We aimed to assess whether anger intensity increases in TM and decreases in transgender women (TW) after initiation of gender affirming hormone therapy and to identify predictors for anger intensity in transgender people.

Methods This prospective cohort study was part of the European Network for the Investigation of Gender Incongruence (ENIGI). Anger intensity was prospectively assessed in 898 participants (440 TM, 468 TW) by STAXI-2 (State-Trait Anger Expression Inventory-2) State Anger (S-Anger) during a three-year follow-up period, starting at the initiation of hormone treatment. Data were analysed cross-sectionally and prospectively.

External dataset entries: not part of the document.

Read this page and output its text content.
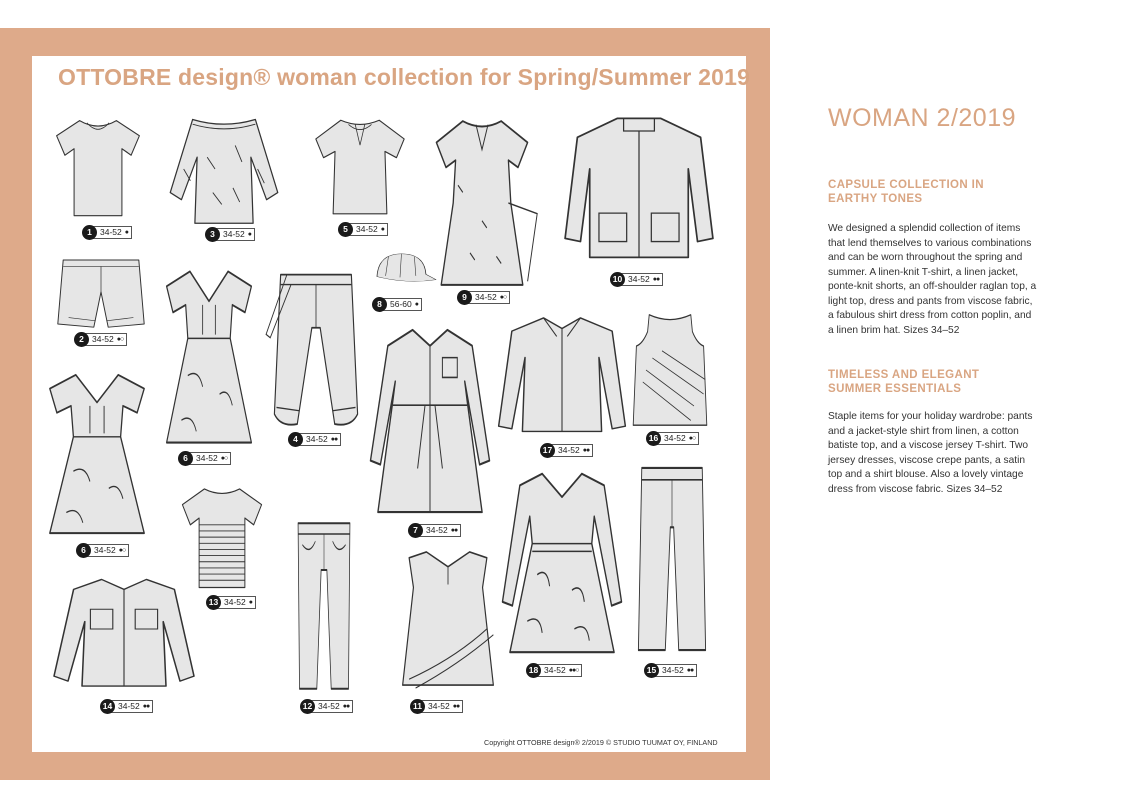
OTTOBRE design® woman collection for Spring/Summer 2019
1 34-52 ●	3 34-52 ●	5 34-52 ●
9 34-52 ●○
10 34-52 ●●
2 34-52 ●○
8 56-60 ●
6 34-52 ●○
4 34-52 ●●
7 34-52 ●●
17 34-52 ●●
16 34-52 ●○
6 34-52 ●○
13 34-52 ●
14 34-52 ●●	12 34-52 ●●	11 34-52 ●●
18 34-52 ●●○	15 34-52 ●●
Copyright OTTOBRE design® 2/2019 © STUDIO TUUMAT OY, FINLAND
WOMAN 2/2019
CAPSULE COLLECTION IN
EARTHY TONES
We designed a splendid collection of items that lend themselves to various combinations and can be worn throughout the spring and summer. A linen-knit T-shirt, a linen jacket, ponte-knit shorts, an off-shoulder raglan top, a light top, dress and pants from viscose fabric, a fabulous shirt dress from cotton poplin, and a linen brim hat. Sizes 34–52
TIMELESS AND ELEGANT
SUMMER ESSENTIALS
Staple items for your holiday wardrobe: pants and a jacket-style shirt from linen, a cotton batiste top, and a viscose jersey T-shirt. Two jersey dresses, viscose crepe pants, a satin top and a shirt blouse. Also a lovely vintage dress from viscose fabric. Sizes 34–52
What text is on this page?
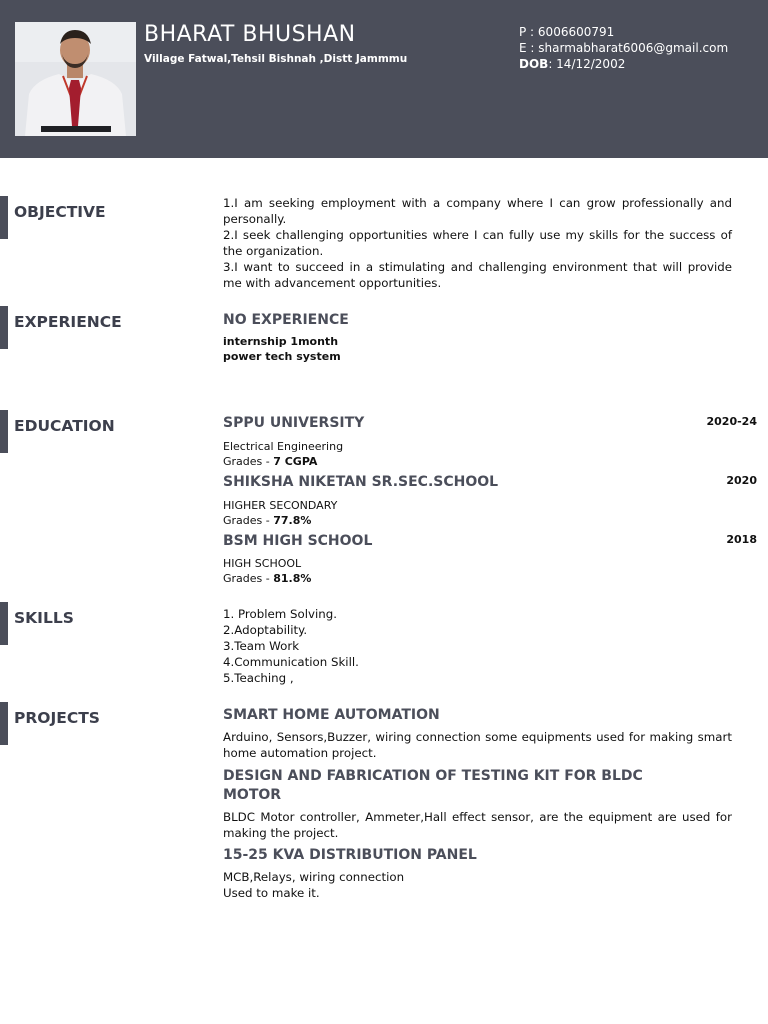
BHARAT BHUSHAN
Village Fatwal,Tehsil Bishnah ,Distt Jammmu
P : 6006600791
E : sharmabharat6006@gmail.com
DOB: 14/12/2002
OBJECTIVE	1.I am seeking employment with a company where I can grow professionally and personally.
2.I seek challenging opportunities where I can fully use my skills for the success of the organization.
3.I want to succeed in a stimulating and challenging environment that will provide me with advancement opportunities.
EXPERIENCE	NO EXPERIENCE
internship 1month
power tech system
EDUCATION	SPPU UNIVERSITY	2020-24
Electrical Engineering
Grades - 7 CGPA
SHIKSHA NIKETAN SR.SEC.SCHOOL	2020
HIGHER SECONDARY
Grades - 77.8%
BSM HIGH SCHOOL	2018
HIGH SCHOOL
Grades - 81.8%
SKILLS	1. Problem Solving.
2.Adoptability.
3.Team Work
4.Communication Skill.
5.Teaching ,
PROJECTS	SMART HOME AUTOMATION
Arduino, Sensors,Buzzer, wiring connection some equipments used for making smart home automation project.
DESIGN AND FABRICATION OF TESTING KIT FOR BLDC
MOTOR
BLDC Motor controller, Ammeter,Hall effect sensor, are the equipment are used for making the project.
15-25 KVA DISTRIBUTION PANEL
MCB,Relays, wiring connection
Used to make it.
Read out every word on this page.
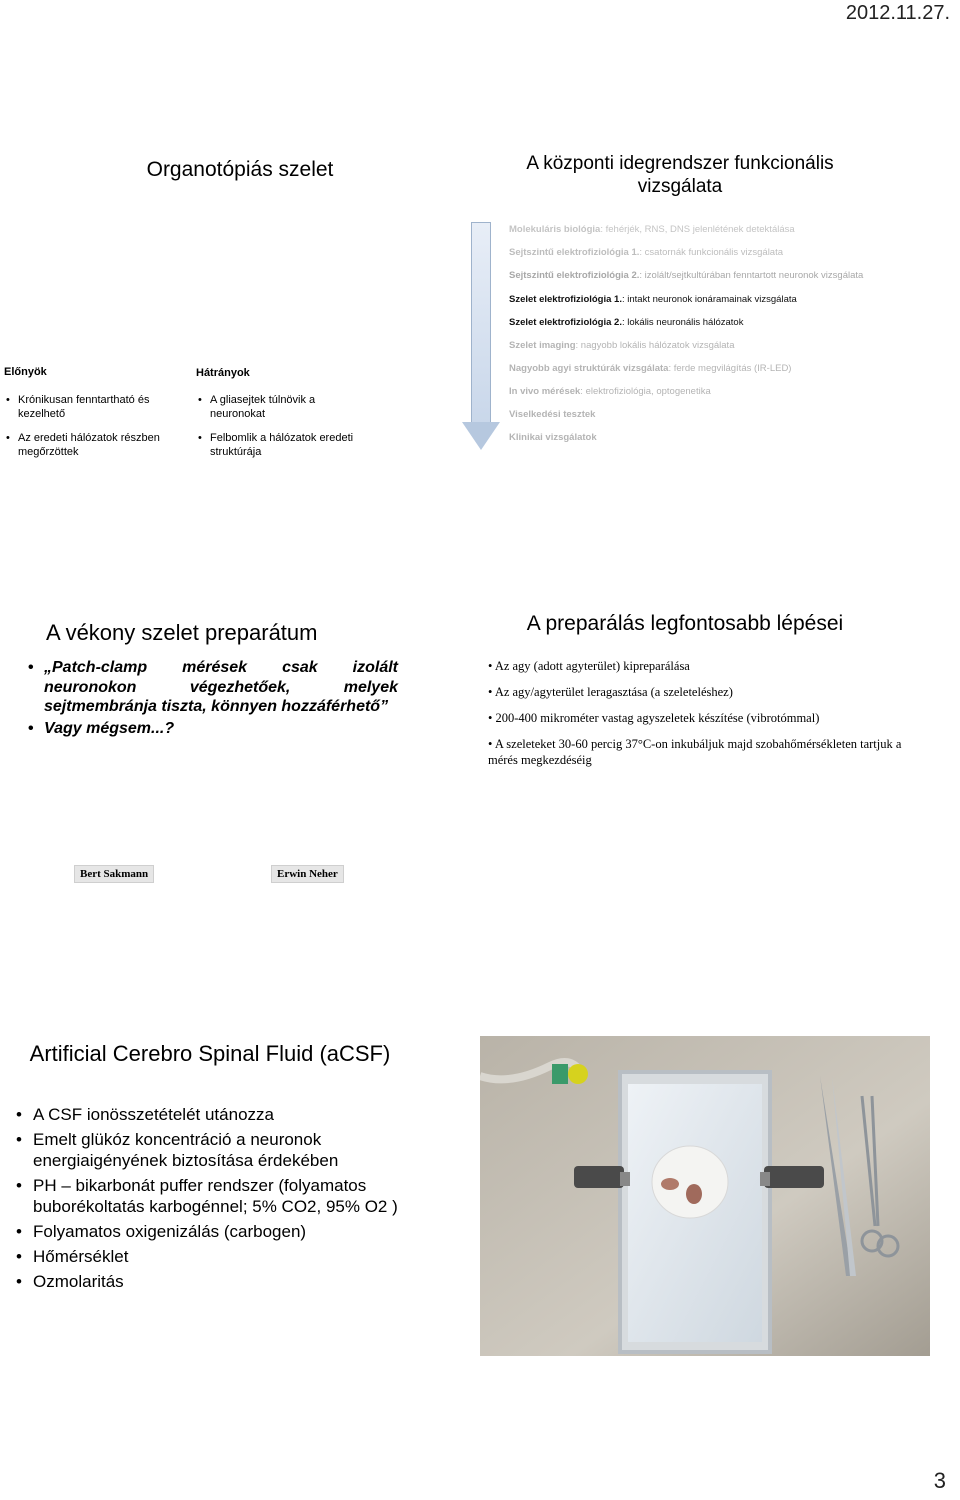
2012.11.27.
3
Organotópiás szelet
Előnyök
• Krónikusan fenntartható és kezelhető
• Az eredeti hálózatok részben megőrzöttek
Hátrányok
• A gliasejtek túlnövik a neuronokat
• Felbomlik a hálózatok eredeti struktúrája
A központi idegrendszer funkcionális vizsgálata
Molekuláris biológia: fehérjék, RNS, DNS jelenlétének detektálása
Sejtszintű elektrofiziológia 1.: csatornák funkcionális vizsgálata
Sejtszintű elektrofiziológia 2.: izolált/sejtkultúrában fenntartott neuronok vizsgálata
Szelet elektrofiziológia 1.: intakt neuronok ionáramainak vizsgálata
Szelet elektrofiziológia 2.: lokális neuronális hálózatok
Szelet imaging: nagyobb lokális hálózatok vizsgálata
Nagyobb agyi struktúrák vizsgálata: ferde megvilágítás (IR-LED)
In vivo mérések: elektrofiziológia, optogenetika
Viselkedési tesztek
Klinikai vizsgálatok
A vékony szelet preparátum
• „Patch-clamp mérések csak izolált neuronokon végezhetőek, melyek sejtmembránja tiszta, könnyen hozzáférhető”
• Vagy mégsem...?
A preparálás legfontosabb lépései
• Az agy (adott agyterület) kipreparálása
• Az agy/agyterület leragasztása (a szeleteléshez)
• 200-400 mikrométer vastag agyszeletek készítése (vibrotómmal)
• A szeleteket 30-60 percig 37°C-on inkubáljuk majd szobahőmérsékleten tartjuk a mérés megkezdéséig
Bert Sakmann	Erwin Neher
Artificial Cerebro Spinal Fluid (aCSF)
• A CSF ionösszetételét utánozza
• Emelt glükóz koncentráció a neuronok energiaigényének biztosítása érdekében
• PH – bikarbonát puffer rendszer (folyamatos buborékoltatás karbogénnel; 5% CO2, 95% O2 )
• Folyamatos oxigenizálás (carbogen)
• Hőmérséklet
• Ozmolaritás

Results There was no change in STAXI-2 S-Anger scores. At three, twelve and thirty-six months of gender affirming hormone therapy, STAXI-2 S-Anger scores were not correlated to serum testosterone levels, although there was a correlation with various psychological measures after three and twelve months.

TM experiencing menstrual spotting after three months had higher STAXI-2 S-Anger scores compared to those without (median 26.5 [18.0–29.8] versus 15.0 [15.0–17.0], P = 0.020).

Changes in STAXI-2 S-Anger scores were not correlated to changes in serum testosterone levels after three, twelve and thirty-six months in TM or TW.

Conclusions State-level anger intensity is associated with psychological and/or psychiatric vulnerability, but not exogenous testosterone therapy or serum testosterone levels in transgender people.